La verdad en la Biblia no tiene que ver, en primer lugar, con una fórmula intelectual; tiene que ver con la firmeza y la fidelidad. De hecho, con la misma palabra se dice «verdad» y «fidelidad». Alguien puede expresar una verdad, por ejemplo: «Bienaventurados los pobres…», pero no es aún verdad, si no funda en eso su vida, es decir, si no opta por la pobreza, con la absoluta convicción de que esa palabra de Cristo es fiel y no será defraudado. Así es la palabra de Cristo: «El cielo y la tierra pasarán, pero mis palabras no pasarán» (Mt 24,35). Si fundamos nuestra vida en cualquier otro quedaremos defraudados.

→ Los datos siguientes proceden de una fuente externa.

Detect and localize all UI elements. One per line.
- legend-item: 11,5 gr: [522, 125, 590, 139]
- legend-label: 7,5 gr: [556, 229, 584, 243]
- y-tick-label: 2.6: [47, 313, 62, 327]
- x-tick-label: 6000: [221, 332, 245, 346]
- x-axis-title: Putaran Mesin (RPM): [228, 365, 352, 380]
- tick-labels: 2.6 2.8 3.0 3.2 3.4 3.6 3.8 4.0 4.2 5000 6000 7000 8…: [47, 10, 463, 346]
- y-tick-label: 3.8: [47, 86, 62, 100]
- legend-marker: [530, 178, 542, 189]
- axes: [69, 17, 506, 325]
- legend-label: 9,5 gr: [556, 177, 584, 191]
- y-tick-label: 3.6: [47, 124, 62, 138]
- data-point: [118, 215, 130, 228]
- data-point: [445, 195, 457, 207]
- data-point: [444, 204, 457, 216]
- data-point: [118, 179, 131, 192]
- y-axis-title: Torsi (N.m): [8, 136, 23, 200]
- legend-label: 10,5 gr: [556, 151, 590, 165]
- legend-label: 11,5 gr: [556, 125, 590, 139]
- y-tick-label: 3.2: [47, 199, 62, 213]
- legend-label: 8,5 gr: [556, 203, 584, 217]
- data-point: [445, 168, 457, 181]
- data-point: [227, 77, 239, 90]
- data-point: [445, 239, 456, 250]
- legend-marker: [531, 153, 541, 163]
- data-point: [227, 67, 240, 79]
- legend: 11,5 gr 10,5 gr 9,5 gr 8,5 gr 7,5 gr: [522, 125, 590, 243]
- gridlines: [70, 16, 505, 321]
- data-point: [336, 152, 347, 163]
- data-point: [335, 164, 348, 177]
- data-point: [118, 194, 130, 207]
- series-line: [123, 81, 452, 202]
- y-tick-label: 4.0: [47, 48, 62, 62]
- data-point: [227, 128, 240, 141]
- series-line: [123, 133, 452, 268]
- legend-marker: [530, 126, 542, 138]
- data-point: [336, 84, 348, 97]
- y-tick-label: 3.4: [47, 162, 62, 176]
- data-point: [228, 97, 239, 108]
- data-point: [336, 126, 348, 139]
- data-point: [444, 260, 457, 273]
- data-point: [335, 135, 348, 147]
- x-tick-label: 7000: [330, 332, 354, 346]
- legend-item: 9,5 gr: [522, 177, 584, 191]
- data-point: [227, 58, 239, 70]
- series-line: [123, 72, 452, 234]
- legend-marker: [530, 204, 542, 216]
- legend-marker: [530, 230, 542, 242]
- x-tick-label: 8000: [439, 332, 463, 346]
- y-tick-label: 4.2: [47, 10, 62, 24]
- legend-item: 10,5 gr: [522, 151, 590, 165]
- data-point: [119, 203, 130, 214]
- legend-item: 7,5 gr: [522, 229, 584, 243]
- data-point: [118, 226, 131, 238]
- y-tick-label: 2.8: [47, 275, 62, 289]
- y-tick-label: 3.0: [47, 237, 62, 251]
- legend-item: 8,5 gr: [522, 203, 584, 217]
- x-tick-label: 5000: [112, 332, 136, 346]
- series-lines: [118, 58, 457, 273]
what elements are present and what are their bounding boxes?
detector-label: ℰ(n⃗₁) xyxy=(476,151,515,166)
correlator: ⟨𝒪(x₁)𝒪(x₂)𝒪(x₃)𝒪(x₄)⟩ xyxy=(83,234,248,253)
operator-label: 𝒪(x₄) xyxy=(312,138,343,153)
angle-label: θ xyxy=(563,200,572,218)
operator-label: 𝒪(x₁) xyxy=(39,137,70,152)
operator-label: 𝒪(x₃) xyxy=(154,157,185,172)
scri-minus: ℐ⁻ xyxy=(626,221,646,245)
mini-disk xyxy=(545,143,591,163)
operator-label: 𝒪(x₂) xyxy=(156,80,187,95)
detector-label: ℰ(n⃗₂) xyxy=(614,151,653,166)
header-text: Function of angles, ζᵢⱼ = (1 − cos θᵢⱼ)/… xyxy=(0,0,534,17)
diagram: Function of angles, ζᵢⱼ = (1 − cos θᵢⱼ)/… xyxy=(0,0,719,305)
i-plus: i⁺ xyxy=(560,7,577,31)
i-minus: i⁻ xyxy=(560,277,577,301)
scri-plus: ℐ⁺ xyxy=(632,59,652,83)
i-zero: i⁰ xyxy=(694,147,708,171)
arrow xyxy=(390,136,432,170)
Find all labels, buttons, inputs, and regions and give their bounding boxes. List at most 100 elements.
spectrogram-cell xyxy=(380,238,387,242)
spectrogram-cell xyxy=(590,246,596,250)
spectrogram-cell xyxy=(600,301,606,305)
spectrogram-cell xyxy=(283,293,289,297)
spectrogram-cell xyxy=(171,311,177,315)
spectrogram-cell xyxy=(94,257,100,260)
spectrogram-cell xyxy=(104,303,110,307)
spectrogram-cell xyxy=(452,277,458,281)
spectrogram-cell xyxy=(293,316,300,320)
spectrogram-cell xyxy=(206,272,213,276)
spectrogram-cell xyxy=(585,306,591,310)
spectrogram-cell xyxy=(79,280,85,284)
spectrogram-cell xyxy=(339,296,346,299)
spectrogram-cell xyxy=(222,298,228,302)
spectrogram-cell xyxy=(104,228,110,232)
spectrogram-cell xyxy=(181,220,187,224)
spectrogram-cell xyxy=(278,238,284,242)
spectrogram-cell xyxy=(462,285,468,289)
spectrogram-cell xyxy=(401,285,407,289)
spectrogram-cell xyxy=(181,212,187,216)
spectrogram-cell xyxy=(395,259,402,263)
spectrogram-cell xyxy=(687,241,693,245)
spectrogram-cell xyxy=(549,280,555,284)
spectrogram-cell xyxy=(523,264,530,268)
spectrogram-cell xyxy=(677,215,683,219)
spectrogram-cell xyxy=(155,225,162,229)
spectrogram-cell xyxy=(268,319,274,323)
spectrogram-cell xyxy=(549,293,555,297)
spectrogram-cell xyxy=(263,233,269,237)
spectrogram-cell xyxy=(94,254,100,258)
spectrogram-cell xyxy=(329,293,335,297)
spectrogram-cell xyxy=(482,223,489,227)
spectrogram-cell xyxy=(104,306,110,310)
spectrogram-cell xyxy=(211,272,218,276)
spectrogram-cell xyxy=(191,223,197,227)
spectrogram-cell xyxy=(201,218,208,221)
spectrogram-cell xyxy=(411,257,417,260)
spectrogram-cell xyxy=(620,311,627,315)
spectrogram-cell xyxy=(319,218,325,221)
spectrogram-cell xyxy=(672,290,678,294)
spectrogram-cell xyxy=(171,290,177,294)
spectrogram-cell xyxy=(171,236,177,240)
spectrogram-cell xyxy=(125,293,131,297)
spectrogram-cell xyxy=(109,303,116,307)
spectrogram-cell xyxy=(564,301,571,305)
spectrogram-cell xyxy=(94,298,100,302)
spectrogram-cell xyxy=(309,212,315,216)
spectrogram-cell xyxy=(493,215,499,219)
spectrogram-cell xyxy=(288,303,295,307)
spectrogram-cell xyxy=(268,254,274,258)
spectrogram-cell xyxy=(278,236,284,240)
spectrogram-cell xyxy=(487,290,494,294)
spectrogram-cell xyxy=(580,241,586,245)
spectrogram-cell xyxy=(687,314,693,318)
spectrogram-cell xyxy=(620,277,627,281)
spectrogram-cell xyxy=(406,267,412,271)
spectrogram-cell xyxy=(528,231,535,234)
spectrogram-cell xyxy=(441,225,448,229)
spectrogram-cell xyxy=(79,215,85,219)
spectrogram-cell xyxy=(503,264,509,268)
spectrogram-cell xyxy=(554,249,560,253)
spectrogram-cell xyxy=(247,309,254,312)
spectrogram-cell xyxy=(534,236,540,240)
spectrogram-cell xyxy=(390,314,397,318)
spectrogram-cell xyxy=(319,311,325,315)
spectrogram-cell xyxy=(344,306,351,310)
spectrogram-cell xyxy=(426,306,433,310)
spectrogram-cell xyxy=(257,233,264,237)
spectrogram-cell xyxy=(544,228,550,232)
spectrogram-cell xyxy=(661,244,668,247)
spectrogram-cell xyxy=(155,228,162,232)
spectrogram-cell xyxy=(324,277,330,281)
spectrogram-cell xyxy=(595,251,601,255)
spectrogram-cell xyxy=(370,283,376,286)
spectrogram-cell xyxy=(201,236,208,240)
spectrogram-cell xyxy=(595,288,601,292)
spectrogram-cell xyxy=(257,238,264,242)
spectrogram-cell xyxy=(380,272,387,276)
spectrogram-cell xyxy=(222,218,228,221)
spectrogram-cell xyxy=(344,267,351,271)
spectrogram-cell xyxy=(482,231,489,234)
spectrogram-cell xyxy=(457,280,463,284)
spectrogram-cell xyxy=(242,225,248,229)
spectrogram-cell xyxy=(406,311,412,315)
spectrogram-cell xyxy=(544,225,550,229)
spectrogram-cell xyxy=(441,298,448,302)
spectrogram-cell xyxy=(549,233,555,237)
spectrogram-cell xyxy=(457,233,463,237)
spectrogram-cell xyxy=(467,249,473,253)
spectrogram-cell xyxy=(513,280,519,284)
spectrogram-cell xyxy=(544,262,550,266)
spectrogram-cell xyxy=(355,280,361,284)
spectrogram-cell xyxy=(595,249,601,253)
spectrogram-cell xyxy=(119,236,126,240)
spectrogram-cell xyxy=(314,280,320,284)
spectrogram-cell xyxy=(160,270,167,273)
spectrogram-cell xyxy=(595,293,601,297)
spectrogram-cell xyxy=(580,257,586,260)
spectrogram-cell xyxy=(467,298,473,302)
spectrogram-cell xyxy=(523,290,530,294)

«Dichosos los pobres de espíritu». En el lugar paralelo, Lucas dice simplemente: «Bienaventurados los pobres, porque de ustedes es el Reino de Dios» (Lc 6,20). ¿La cualificación «pobres de espíritu» es una mitigación? ¡No, es una acentuación! El pobre de espíritu es pobre porque ama la pobreza y opta por ella, tenga o no tenga riquezas de este mundo. Si no tiene riquezas de este mundo, el pobre de espíritu es feliz de carecer de ellas e imitar así la vida del Hijo de Dios en este mundo, que no tenía dónde reclinar su cabeza (cf. Mt 8,20); si, en cambio, tiene riquezas de este mundo, usa de ellas no en beneficio y regalo propio, sino para hacer el bien a los demás. Y, si Dios le pide dejarlas, las deja inmediatamente, como desprendiéndose de un obstáculo. No era «pobre de espíritu» aquel joven a quien Jesús dijo: «Anda, vende todo lo que tienes y dáselo a los pobres… Luego, ven y sígueme» (cf. Mt 19,21); no era pobre de espíritu aquel rico que «vestía de púrpura y lino, y celebraba todos los días espléndidas fiestas» (Lc 16,19). No podía ser dichoso ese rico, porque «todos los días» eran, en realidad, pocos días y lo esperaba una eternidad de tormentos: «Murió el rico y fue sepultado… en el infierno, entre tormentos…» (cf. Lc 16,22.23). Eran pobres de espíritu los apóstoles que siguieron a Jesús, como lo expresa San Pedro: «Nosotros lo hemos dejado todo y te hemos seguido» (Mt 19,27).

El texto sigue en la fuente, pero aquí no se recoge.